Le mois dernier, nous avions publié Un dôme de poésie, une lettre de Mathieu Yon, adressée à la poétesse palestinienne Alaa al-Qatraoui. Cette dernière l’a lue et a souhaité à son tour lui répondre, en voici la traduction. (L’originale en arabe est accessible ici.)
Lettre aux serres de Mathieu, à Dieulefit, France
le 24 juin 2025
Ta lettre m’arrive, ô Matthieu, alors que je lis L’Étranger d’Albert Camus. Et j’ai réalisé que j’oubliais souvent qu’il y avait un roman dans ma main, et que j’étais une lectrice ; au moment où je disais à son héros, Meursault, qui s’était assis toute une nuit à côté du corps de sa mère avant son enterrement : « Tu es chanceux… vas-y, serre-la contre toi ». Et quand il ressentit la somnolence, je lui ai dit : « Ne t’assoupis pas, imbécile. Tu pourras dormir d’autres nuits, sauf cette nuit. Ne fume pas de cigarettes, car tu n’as pas besoin d’apaiser ton chagrin.
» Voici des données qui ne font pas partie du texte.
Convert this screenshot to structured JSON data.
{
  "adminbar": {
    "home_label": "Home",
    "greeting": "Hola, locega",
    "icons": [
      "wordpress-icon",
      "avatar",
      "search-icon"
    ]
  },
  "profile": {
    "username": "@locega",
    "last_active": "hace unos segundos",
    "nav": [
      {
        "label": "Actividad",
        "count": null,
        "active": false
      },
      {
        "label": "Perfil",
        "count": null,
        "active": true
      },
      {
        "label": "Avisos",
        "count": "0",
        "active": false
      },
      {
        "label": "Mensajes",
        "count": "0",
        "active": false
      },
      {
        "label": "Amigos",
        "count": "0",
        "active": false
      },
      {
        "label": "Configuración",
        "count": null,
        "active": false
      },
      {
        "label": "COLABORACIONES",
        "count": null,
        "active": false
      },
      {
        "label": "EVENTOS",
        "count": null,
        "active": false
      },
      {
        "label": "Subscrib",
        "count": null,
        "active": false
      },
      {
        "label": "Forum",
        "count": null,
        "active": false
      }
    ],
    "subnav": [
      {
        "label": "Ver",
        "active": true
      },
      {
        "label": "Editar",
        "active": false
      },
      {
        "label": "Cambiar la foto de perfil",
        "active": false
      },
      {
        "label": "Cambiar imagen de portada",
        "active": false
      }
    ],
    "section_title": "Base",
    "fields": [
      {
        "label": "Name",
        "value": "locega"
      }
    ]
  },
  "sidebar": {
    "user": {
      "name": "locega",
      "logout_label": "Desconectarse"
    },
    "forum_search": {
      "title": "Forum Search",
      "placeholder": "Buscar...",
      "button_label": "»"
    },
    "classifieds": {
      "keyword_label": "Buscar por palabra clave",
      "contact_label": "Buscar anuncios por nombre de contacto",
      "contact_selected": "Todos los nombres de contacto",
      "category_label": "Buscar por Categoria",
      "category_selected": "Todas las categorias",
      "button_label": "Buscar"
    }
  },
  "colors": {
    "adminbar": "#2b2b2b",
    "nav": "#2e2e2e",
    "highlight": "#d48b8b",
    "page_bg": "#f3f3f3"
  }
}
Il convient que les mères soient pleurées par leurs fils d’une immense tristesse ». À un certain moment, j’ai ri en me disant : Que fais-tu ? Ce n’est qu’un roman, ô Alaa.
Est-ce la peur de l’absence d’un adieu à ceux que nous aimons ? Ou bien parce que la guerre ne nous a pas donné une occasion digne pour l’adieu. Tu me parles de la rosée accrochée à la terre à Dieulefit, et je te parle des décombres dans lesquels se sont mêlés les corps démembrés et les lieux, jusqu’à ce que les formes des chemins changent, et je m’aperçois que je m’interroge cent fois sur le chemin : Où suis-je ?
Et il semble triste que tu m’aies rappelé ce qu’est la terre, sa forme originelle, un lieu où poussent les roses, les arbres, l’herbe, et les tomates rouges, celles que, selon ta description, nous n’avons pas vues depuis de longs mois. Mais il est heureux que je garde encore la douceur de son toucher dans ma mémoire poétique.